Do you need to replace TrueCrypt immediately?
For years, TrueCrypt has been the gold standard open source whole disk encryption solution. Now there is a disturbing announcement on the TrueCrypt website. Right at the top it says “WARNING: Using TrueCrypt is not secure as it may contain unfixed security issues”.
The rest of the page has been changed to a notice that development on TrueCrypt stopped this May, and directions for migrating from TrueCrypt to BitLocker, the disk encryption tool built in to Windows. Of course, this is of little help to anyone using TrueCrypt on Mac or Linux. It is still possible to download TrueCrypt from the site, but the code now will not create new vaults, and warns users to migrate to a new platform.
There are certainly alternatives, but this is a real shock. On Mac, one could always use the built in FileVault tool. Linux users may have a harder time finding a good replacement.
The big question is, what the heck is actually going on here. This is all far too cryptic, with no where near enough actual information to draw intelligent conclusions.
A recent independent audit of TrueCrypt discovered “no evidence of backdoors or otherwise intentionally malicious code in the assessed areas.”
There are a number of theories about what is going on ranging from credulous to paranoid.
- Like Lavabit, they received a National Security Letter requiring compromise of the code. This is their way of resisting without violating the gag order.

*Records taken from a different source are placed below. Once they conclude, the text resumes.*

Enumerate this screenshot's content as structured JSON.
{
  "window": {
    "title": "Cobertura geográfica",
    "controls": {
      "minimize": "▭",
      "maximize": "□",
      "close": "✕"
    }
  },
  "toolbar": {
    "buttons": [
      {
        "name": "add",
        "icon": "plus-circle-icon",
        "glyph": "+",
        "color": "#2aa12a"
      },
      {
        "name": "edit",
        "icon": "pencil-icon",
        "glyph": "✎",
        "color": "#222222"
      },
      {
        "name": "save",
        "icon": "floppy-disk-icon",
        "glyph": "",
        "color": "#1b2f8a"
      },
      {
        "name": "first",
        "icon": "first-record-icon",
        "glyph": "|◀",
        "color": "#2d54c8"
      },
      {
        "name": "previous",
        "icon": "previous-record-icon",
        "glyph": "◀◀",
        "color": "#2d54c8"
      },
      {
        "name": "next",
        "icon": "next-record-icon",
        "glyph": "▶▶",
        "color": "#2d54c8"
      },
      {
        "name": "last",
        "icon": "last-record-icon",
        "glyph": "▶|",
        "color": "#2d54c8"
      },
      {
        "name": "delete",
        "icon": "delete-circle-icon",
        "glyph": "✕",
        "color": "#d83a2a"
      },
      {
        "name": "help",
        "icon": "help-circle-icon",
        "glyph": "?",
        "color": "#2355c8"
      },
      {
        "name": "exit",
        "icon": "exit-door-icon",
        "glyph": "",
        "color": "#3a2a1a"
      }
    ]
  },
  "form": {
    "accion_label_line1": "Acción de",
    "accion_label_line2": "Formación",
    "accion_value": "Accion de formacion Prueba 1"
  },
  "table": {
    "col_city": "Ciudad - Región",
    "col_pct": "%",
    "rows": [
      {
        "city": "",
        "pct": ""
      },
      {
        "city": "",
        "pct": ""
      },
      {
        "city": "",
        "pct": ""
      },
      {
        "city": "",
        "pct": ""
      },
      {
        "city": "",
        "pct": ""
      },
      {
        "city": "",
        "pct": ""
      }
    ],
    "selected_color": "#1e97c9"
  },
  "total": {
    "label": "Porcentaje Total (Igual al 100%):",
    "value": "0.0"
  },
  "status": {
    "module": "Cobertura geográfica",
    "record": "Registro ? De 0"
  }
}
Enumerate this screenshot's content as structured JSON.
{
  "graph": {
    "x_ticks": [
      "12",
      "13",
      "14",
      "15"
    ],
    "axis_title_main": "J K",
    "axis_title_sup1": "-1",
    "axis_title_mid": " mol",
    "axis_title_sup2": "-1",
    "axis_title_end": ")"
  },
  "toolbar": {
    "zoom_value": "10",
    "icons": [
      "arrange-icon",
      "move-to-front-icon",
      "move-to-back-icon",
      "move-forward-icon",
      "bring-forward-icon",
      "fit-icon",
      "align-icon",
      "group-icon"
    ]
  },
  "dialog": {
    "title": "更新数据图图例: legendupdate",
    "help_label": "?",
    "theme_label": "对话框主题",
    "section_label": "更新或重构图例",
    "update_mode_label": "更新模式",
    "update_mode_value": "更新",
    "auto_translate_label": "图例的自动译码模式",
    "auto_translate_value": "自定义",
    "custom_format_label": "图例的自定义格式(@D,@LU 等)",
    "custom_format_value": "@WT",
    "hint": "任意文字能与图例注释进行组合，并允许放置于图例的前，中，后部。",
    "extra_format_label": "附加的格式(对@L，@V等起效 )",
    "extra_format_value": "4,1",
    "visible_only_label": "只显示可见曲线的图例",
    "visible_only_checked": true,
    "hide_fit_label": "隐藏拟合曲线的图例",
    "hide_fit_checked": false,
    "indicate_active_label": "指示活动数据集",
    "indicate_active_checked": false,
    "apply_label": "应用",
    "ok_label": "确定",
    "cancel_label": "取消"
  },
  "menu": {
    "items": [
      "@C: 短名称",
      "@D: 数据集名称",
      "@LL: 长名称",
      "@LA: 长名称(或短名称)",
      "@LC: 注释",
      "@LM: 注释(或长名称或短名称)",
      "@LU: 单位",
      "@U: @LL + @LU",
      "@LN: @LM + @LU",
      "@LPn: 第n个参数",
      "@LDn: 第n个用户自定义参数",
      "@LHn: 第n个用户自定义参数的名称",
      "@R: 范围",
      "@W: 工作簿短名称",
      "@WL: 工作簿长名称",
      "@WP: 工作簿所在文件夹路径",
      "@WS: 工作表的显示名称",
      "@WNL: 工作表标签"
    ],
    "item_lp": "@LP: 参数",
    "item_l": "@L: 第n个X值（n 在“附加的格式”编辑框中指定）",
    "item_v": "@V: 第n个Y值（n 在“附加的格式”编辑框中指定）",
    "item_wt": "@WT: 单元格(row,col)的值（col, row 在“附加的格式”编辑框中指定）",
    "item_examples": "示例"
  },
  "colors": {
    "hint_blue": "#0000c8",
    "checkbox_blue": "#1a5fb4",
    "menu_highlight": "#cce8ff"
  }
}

- They have been taken over by the government, and they are trying to force everyone to move to a less secure / more compromised solution.
- There really is a gigantic hole in the code. Releasing a fix would tell attackers the exact nature of the vulnerability, which most people would take a very long time to address. Having everyone migrate is the safest solution.
- Some personal conflict within the TrueCrypt developers is leading to a “take my ball and go home” action.
- The developers only cared about protecting windows users with XP or earlier, which did not have the built in disk encryption. Now that XP support has ended, they don’t feel it is valuable any more. This is suggested by the full wording of the announcement.
- The website or one of the developer’s computers was compromised, and this is a hack / hoax.
The whole thing is really odd, and it is not yet obvious what the best course of action might be.
The safest option appears to be to remove TrueCrypt, and replace it with some other solution, either one that is built in to the OS, or from a third party.